The party has unveiled its latest advertising drive telling voters to remember to put schools and hospitals first on 7 June.
Ministers are telling people they have a "clear choice" between putting schools and hospitals first or putting them last by voting for the Conservatives.
But the Tories have accused Labour of misleading voters in saying that it would not be possible to increase spending on public services and cut taxes.
Labour has printed one million leaflets and will telephone thousands of voters, particularly those voting for the first time, over the next few days urging them to go to the polling booths.
Prime Minister Tony Blair told a rally of Labour supporters in Croydon in London on Thursday night that voters had "a clear choice" between the main parties.
"This election is about the British people giving us the marching orders for change," he said.
He continued: "We want to put schools and hospitals first, not a return to cuts."
Earlier at Labour's morning news conference he said: "Vote for schools, vote for hospitals, vote against £20bn Tory cuts in schools and hospitals.
Labour will try to put investment in schools and hospitals at the heart of its campaign agenda in the final days before polling day.
Second term 'crusade'
Mr Blair promised a "crusade" on health and education if Labour is re-elected.
"Our cause in a Labour second term and our crusade every day in the last week of this campaign will be to put schools and hospitals first - a cause and a crusade not just for the next seven days, but for the next parliament.
"Long after the last poster has been launched, long after the last press conference is over, and long after the last vote has been cast, what will count is whether the hard working families of Britain have better schools for their children and the best health care when they need it," he said.
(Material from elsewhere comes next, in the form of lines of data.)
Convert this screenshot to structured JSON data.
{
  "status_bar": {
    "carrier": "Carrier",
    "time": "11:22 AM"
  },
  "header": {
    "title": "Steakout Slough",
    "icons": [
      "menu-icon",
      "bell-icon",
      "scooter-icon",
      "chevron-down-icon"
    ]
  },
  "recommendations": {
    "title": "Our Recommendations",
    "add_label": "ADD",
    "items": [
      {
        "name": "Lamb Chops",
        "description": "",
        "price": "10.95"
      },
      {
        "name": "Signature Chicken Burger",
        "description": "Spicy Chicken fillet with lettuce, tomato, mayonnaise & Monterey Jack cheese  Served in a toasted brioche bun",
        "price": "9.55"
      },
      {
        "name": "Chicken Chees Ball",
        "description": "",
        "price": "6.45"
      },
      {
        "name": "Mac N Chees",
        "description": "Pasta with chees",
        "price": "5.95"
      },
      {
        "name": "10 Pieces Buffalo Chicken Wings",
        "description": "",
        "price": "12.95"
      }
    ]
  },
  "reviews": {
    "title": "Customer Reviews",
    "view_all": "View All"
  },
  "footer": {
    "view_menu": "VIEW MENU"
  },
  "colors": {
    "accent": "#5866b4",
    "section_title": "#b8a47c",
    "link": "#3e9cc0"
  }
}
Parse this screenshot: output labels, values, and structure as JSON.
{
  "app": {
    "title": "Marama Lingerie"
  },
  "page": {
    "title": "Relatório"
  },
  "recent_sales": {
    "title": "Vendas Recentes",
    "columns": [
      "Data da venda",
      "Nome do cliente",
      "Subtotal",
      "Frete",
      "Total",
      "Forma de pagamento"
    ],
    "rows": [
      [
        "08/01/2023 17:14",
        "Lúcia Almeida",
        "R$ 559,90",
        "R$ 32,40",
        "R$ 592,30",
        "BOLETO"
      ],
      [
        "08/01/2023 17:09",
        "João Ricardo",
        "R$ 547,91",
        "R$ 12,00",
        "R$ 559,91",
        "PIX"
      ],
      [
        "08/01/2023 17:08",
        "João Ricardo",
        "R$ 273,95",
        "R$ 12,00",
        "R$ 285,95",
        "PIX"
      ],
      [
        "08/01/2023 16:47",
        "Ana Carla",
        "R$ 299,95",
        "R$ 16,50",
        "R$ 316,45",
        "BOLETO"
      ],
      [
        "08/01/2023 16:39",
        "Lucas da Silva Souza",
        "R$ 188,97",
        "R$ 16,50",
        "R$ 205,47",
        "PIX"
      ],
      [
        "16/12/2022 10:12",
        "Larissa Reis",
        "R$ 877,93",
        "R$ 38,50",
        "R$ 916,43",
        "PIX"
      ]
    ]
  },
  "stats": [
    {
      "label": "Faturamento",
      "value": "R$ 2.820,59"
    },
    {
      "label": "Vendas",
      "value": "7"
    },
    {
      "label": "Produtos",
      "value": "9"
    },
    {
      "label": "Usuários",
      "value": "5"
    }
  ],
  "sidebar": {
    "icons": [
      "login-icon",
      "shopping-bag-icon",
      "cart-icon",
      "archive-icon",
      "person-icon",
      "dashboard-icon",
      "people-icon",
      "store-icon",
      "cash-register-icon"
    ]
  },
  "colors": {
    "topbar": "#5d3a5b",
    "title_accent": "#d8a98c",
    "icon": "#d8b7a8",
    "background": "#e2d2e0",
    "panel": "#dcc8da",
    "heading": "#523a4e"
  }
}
"We share their hope and their ambition."
Cabinet minister Margaret Beckett said the party was implementing an "unprecedented and inventive organisational strategy to communicate with voters".
As well as making thousands of calls a day to voters, she said the strategy would include distributing one million leaflets over the coming weekend, and a further three million eve of poll leaflets next week.
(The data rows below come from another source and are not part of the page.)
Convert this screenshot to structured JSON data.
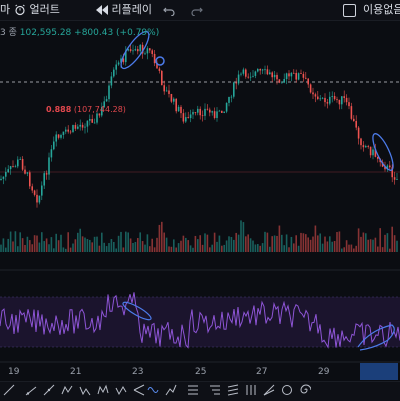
{
  "toolbar": {
    "alert_label": "얼러트",
    "replay_label": "리플레이",
    "right_label": "이용없음",
    "left_fragment": "마"
  },
  "price_info": {
    "prefix": "3 종",
    "price": "102,595.28",
    "change": "+800.43 (+0.79%)"
  },
  "fib": {
    "level": "0.888",
    "value": "(107,744.28)"
  },
  "x_axis": {
    "ticks": [
      "19",
      "21",
      "23",
      "25",
      "27",
      "29"
    ]
  },
  "bottom_toolbar": {
    "items": [
      "trend-line",
      "ray-1",
      "ray-2",
      "ab-cd",
      "ab-cd-2",
      "wz",
      "xyz",
      "pitchfork",
      "wave",
      "arrow-pattern",
      "fib-1",
      "fib-2",
      "fib-3",
      "fib-4",
      "fib-5",
      "fib-6",
      "fib-7"
    ]
  },
  "colors": {
    "up": "#26a69a",
    "down": "#ef5350",
    "rsi_line": "#8e55d6",
    "rsi_band": "#2a1b4a",
    "annotation": "#4c7bea"
  }
}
Mrs Beckett said: "All of these materials will convey the real choice facing British voters - £20 billion of cuts and boom and bust with the Tories or schools and hospitals first with Labour."
Shadow chancellor Michael Portillo said the Tories were planning to increase spending on public services and to cut tax.
"The difference between us is that the Labour party believes government money is government money whereas we believe it is taxpayers money."
He said Labour was being misleading by suggesting it was a simple choice between tax cuts and investment.
"Of course it is possible to have more money spent on public services and cut taxes."